A piper has been spotted playing to King Charles at Windsor Castle as a wake-up call in a tradition that dates back to Queen Victoria.
Piper Major Paul Burns, of the Royal Regiment of Scotland was seen from the Long Walk by Charles’ private apartments playing the bagpipes this week.
He has held the position of the Sovereign's Piper since last year and is the 17th piper to hold the role.
The tradition was started by Queen Victoria with the piper’s main duty to play every morning at 9am under the monarch's window as well as on state occasions.
He also played at Queen Elizabeth's funeral giving a moving lament in St George's Chapel in Windsor as the Queen's coffin was lowered into the Royal Vault.
He was the lone musician at the committal service at Windsor and as he played the pipes, he walked between the chapel and the Dean's Cloister so that the music during the ceremony slowly faded away.
As an alarm clock for the late Queen, Major Burns would play for 15 minutes at 9am every morning for the monarch wherever she was in residence, whether at Buckingham Palace, her final resting place of Windsor Castle or the bagpipe's home in Scotland, where the Queen resided in Balmoral.
Now Charles has shown he is keen to bring about some changes to modernise the monarchy but he is also anxious to maintain some traditions.
On October 25, the Royal Family tweeted that Charles would continue the tradition of waking up to the bagpipes.
The tweet read: “His Majesty’s Pipe Major played for the first time in the Clarence House garden this morning, as The King woke up in residence.
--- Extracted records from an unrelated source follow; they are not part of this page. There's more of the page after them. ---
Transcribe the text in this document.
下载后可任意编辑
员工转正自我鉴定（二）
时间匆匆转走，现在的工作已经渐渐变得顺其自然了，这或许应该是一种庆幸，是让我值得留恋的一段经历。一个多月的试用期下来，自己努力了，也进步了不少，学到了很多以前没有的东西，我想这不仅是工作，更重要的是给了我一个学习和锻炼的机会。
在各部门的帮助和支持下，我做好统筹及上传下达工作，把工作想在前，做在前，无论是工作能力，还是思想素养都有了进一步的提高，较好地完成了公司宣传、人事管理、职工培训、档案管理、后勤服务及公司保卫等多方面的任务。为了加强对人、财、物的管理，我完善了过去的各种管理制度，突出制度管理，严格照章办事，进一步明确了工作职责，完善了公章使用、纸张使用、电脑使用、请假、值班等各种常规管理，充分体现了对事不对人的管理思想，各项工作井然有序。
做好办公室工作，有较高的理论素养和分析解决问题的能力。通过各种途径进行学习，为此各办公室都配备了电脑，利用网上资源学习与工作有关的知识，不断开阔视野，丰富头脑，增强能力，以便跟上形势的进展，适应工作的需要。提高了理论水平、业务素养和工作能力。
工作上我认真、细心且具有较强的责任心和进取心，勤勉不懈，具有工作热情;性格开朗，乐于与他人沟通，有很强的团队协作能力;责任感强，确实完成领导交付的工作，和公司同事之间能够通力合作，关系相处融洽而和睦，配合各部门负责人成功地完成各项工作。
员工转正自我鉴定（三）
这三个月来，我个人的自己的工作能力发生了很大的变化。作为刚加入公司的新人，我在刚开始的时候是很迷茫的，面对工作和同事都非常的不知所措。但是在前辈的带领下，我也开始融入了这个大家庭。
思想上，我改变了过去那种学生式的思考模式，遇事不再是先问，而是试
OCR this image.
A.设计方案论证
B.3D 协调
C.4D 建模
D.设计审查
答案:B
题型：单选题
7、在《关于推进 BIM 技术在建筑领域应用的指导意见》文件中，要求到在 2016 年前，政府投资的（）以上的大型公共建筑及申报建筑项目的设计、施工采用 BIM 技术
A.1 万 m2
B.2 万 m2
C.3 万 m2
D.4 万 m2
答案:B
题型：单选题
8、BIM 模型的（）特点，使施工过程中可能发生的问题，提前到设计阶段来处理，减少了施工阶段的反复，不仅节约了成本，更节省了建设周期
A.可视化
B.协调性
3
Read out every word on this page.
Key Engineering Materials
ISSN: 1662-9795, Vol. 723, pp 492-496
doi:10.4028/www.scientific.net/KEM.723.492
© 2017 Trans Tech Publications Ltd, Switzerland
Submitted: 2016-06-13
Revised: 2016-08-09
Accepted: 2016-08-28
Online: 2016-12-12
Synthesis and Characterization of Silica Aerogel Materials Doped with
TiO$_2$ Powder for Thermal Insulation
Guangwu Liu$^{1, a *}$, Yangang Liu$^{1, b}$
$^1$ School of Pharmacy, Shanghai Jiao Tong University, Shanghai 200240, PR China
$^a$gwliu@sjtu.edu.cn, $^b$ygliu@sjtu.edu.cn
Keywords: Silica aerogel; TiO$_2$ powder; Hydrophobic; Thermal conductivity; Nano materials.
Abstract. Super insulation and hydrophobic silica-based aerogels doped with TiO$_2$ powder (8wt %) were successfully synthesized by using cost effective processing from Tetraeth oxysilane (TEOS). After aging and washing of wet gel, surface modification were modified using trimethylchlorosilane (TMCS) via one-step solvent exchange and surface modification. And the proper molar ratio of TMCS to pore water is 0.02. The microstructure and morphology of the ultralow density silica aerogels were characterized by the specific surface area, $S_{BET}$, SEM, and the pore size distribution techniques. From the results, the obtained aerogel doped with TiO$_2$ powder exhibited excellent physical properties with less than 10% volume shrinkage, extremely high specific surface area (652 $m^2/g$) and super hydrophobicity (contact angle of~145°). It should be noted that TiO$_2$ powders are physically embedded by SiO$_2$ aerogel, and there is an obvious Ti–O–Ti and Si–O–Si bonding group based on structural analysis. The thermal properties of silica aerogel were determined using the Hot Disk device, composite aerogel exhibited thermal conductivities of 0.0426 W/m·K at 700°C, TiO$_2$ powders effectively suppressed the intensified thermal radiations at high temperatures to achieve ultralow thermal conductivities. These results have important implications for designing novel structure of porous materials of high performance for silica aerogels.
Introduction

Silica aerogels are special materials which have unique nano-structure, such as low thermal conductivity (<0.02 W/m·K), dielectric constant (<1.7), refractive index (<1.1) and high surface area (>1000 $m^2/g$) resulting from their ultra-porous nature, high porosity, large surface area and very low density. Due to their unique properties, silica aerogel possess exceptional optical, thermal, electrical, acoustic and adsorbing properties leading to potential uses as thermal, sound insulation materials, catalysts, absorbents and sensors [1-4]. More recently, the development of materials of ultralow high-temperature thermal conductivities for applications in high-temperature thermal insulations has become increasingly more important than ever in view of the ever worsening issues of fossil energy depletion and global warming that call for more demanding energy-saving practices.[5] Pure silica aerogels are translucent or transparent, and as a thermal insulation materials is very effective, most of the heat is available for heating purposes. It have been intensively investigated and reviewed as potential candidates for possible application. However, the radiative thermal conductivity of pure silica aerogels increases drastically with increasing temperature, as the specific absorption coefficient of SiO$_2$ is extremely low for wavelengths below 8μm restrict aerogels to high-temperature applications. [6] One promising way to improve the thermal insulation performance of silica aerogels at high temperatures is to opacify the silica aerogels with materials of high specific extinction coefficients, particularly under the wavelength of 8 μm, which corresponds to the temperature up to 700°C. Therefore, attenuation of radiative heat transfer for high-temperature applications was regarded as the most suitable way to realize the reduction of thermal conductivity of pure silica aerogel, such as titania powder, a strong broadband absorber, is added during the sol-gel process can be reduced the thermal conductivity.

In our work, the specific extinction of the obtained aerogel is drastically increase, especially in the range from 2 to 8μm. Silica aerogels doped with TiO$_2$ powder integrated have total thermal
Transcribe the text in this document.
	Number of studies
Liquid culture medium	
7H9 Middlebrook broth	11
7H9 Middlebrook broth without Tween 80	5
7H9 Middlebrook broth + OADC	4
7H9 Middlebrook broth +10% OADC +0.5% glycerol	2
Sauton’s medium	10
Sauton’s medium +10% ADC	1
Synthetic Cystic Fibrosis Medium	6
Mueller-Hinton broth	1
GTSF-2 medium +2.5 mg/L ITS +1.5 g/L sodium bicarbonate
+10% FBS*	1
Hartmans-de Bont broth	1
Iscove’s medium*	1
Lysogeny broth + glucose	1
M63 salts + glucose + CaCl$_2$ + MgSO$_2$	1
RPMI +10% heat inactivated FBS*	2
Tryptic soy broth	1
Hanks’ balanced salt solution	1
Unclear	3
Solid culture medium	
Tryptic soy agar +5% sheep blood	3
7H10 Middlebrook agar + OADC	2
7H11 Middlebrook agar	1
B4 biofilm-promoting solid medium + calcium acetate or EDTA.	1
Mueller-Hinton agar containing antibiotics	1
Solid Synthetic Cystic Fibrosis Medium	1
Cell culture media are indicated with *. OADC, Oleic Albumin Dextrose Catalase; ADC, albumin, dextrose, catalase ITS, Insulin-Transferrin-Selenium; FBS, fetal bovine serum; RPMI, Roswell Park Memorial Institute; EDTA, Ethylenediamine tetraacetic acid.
“The position was created by Queen Victoria in 1843, and Queen Elizabeth enjoyed the special tradition following her Accession to the Throne in 1952.”
A video was also released by Buckingham Palace, with Major Burns seen in his uniform - complete with green socks to complement his tartan kilt - marching around the grounds of Clarence House.
Charles is believed to have liked the idea of the bagpipes in the morning which Queen Victoria took from the Marquess of Breadalbane when staying at Taymouth Castle.
Victoria wrote to her mother saying: “'We have heard nothing but bagpipes since we have been in the beautiful Highlands and I have become so fond of it that I mean to have a piper. . . at Frogmore.”